Zu den Angriffen gegen die Impfhelfer gab es keine direkten »Bekennererklärungen«. Allerdings hatten verschiedene Taliban-Organisationen solche Gesundheitskampagnen wiederholt scharf als Tarnung für ausländische Spionage- und Agententätigkeit verurteilt und sie in den von ihnen kontrollierten Gebieten verboten. Das seit Jahren in Teilen der pakistanischen Bevölkerung bestehende Mißtrauen gegen solche Impfaktionen war durch das Vorgehen der US-Regierung bei der Ermordung Bin Ladens im Mai 2011 verstärkt worden: Entscheidende Informationen hatte damals ein pakistanischer Arzt geliefert, der unter dem Vorwand, Polio-Impfungen vornehmen zu wollen, die Umgebung ausgekundschaftet hatte.

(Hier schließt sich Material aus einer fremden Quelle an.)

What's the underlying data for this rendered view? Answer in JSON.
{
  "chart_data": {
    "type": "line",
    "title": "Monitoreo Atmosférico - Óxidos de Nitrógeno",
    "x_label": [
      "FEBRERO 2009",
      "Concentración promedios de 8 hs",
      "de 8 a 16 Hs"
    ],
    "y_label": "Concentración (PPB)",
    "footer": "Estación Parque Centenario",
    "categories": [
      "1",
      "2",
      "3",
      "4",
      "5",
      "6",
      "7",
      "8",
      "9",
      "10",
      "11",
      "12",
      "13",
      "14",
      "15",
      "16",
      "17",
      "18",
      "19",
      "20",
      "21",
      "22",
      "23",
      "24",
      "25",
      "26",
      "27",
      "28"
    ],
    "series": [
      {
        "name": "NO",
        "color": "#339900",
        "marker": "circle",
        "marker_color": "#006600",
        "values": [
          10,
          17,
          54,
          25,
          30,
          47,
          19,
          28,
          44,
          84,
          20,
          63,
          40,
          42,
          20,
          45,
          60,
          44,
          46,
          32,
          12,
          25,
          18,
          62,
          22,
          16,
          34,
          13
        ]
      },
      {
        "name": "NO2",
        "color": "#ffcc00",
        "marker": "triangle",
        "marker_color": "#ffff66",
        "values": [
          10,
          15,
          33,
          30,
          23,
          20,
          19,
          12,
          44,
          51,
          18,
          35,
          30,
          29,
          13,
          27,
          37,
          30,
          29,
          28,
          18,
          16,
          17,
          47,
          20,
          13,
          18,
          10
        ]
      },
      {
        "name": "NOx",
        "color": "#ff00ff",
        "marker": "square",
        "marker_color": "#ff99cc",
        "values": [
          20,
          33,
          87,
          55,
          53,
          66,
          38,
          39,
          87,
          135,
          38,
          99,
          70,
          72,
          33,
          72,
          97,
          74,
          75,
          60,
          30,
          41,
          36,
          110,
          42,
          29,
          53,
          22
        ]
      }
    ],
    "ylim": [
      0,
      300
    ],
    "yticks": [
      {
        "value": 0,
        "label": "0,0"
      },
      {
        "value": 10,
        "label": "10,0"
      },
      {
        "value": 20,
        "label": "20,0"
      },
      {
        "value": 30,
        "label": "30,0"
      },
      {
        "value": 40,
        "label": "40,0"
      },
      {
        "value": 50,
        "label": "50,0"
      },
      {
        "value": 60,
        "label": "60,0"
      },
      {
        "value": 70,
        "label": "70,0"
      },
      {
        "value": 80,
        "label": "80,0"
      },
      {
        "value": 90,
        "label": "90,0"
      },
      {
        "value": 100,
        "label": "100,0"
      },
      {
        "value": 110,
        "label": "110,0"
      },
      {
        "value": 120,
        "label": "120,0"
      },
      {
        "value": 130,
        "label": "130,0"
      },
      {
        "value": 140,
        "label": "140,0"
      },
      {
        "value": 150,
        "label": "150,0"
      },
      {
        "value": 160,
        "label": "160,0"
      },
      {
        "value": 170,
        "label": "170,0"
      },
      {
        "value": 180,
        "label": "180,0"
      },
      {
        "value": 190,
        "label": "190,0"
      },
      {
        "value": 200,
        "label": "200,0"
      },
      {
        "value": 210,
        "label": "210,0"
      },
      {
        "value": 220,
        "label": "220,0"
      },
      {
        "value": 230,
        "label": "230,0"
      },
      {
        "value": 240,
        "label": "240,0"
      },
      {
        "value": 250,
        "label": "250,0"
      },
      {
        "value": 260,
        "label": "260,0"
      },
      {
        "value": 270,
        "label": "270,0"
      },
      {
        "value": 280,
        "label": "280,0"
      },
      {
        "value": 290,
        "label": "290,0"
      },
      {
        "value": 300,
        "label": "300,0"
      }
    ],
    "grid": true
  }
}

Die einschlägigen US-Dienststellen haben es geschafft, durch ihre Drohnenangriffe die pakistanischen Taliban wiederholt zu »enthaupten«, indem ihre Führer ermordet wurden. Das Ergebnis war jedoch keineswegs das Verschwinden der Taliban, sondern im Gegenteil deren personelle Stärkung. Zugleich wurde allerdings ihre militärische Schlagkraft erkennbar geschwächt und ihre Orientierung auf »weiche Ziele«, völlig ungeschützte Zivilpersonen, verstärkt. Falls Präsident Barack Obama das beabsichtigt hatte, kann er stolz auf seinen Erfolg sein.